Pelan ia membuka kaca mata hitamnya. Bibir tipisnya sedikit terangkat membentuk
sebuah lengkungan ketika warna orange menyambutnya di pintu Bandara Icheon.
“Tepat
dugaanku, Seoul sedang musim gugur,”
Lagi-lagi bibir
tipis itu melengkung. Senyum manisnya tak pernah bosan untuk dipandang. Ia
mengibaskan tangannya pada sebuah taxi yang memang tersedia di sekitar bandara.
“Rumah sakit
Shanghai, pak,” ucapnya mengucapkan alamat tujuannya.
Sekitar 30
menit laki-laki manis itu mengendarai taxi menuju Rumah Sakit Shanghai. Rumah
sakit yang telah menawarkan sekaligus menyuruhnya pulang untuk bekerja di sana.

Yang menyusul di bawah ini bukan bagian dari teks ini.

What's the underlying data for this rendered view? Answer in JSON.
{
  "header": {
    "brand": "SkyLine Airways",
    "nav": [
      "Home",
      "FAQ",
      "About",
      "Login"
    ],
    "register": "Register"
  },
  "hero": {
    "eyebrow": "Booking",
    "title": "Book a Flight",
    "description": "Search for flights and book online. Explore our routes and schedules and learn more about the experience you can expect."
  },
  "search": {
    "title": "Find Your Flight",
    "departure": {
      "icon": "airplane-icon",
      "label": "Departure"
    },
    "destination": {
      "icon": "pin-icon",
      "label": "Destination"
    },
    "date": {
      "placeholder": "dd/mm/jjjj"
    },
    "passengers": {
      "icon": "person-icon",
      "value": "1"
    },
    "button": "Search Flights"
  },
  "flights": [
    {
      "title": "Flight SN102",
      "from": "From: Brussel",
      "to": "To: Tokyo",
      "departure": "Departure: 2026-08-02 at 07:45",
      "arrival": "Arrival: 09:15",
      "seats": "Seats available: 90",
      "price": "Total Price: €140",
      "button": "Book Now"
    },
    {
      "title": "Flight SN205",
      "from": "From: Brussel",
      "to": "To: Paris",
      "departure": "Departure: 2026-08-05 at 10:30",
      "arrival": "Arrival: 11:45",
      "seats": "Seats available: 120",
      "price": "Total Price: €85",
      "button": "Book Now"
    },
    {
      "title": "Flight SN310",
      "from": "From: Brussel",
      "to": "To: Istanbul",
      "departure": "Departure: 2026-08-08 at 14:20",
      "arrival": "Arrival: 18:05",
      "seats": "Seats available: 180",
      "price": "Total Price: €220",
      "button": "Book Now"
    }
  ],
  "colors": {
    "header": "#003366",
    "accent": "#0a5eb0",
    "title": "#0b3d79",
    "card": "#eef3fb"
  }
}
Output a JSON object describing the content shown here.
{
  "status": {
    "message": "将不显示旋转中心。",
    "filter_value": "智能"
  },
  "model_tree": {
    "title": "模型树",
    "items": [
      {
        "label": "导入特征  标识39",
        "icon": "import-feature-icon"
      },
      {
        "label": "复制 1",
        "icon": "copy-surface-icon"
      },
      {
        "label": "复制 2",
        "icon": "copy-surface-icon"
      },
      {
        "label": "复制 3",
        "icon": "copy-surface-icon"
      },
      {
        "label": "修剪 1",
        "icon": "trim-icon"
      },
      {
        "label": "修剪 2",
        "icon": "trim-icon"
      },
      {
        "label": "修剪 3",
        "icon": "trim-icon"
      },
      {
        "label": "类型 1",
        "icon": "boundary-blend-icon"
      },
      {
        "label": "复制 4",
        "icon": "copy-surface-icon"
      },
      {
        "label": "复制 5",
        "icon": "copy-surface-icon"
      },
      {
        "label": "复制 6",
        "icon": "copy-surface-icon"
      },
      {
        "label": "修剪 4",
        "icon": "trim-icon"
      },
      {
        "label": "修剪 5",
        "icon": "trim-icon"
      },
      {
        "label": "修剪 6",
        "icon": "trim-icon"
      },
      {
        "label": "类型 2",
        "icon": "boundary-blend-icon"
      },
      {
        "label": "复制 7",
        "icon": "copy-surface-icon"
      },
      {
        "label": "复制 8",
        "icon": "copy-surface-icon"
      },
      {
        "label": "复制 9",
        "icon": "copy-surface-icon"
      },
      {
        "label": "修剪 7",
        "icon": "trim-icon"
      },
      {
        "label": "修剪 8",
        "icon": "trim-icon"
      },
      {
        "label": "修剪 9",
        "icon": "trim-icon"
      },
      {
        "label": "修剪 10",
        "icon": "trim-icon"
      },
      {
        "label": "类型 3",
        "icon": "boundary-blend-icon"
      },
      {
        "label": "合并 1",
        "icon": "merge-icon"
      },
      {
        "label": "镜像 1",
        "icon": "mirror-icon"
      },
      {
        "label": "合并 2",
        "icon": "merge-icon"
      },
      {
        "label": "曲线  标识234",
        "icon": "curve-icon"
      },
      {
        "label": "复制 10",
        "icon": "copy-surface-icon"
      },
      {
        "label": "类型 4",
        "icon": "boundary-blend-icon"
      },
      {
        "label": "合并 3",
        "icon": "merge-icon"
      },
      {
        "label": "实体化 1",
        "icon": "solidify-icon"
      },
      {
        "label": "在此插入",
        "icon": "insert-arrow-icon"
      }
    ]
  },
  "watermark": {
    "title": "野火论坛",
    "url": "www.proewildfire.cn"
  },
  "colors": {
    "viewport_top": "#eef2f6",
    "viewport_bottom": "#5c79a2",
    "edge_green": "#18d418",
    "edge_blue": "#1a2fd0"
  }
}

Rumah Sakit Shanghai merupakan rumah sakit terkenal yang ada di Seoul yang berada
di bawah naungan Nam Corp. Dirinya yang mempunyai prestasi dalam bidang
kejiwaan membuat rumah sakit terkenal ini memintanya sendiri untuk bekerja di
sana. Sudah banyak orang yang ia sembuhkan ketika ia bekerja di salah satu
rumah sakit di Amerika. Siapa sangka ia akan kembali ke tanah kelahirannya ini
setelah lima tahun berpisah dengan keluarga. Mengingat masalalu kelamnya juga
di tanah kelahirannya sebelum keberangkatannya ke Amerika sedikit membuatnya
gelisah. Ketakutannya untuk bertemu dengan orang yang ia cintai membuatnya
sedikit lebih lama lagi tingga di Amerika.
‘Sedikit lebih
lama lagi’ benarkah itu sedikit lebih lama?. Tidak bagi ‘Dia’ yang sedang
menunggunya tanpa mendapat kabar apapun. Lihatlah akibat darinya yang
menganggap semuanya akan lebih baik jika ia harus bertahan lebih lama lagi di
Amerika. Ia telah mengakibatkan salah satu jiwa yang ada di Seoul menghilang.
Laki-laki
bermata sipit itu turun dari taxi setelah membayar jasa sopir taxi. Ia
menengadahkan kepalanya. Papan besar bertuliskan ‘Rumah Sakit Shanghai’ yang
berhiaskan lampu tepat berada di atasnya.
“Sung Gyu-ssi?”
Seruan
seseorang yang berada di belakangnya membuat laki-laki manis itu membalikkan
badannya. Laki-laki manis itu langsung membungkukkan badannya 90 derajat ketika
mendapati seorang laki-laki bertubuh atletis tengah tersenyum padanya.
“Anda pasti
Sung Gyu-ssi, kan? Anda sudah kami tunggu. Silahkan ikut saya,”
Laki-laki manis
itu pun mengikuti orang tadi yang sempat memanggil namanya dengan nama Sung
Gyu. Yah ... laki-laki manis bermata sipit berbibir cherry itu adalah Kim Sung
Gyu. Orang yang selama ini ditunggu kedatangannya oleh Woo Hyun. Yang 5 tahun
lalu merupakan salah satu siswa WHS kelas super five yang sekarang sukses di
Amerika sebagai seorang psikiater dan pengarang misterius berinisial ‘SG’.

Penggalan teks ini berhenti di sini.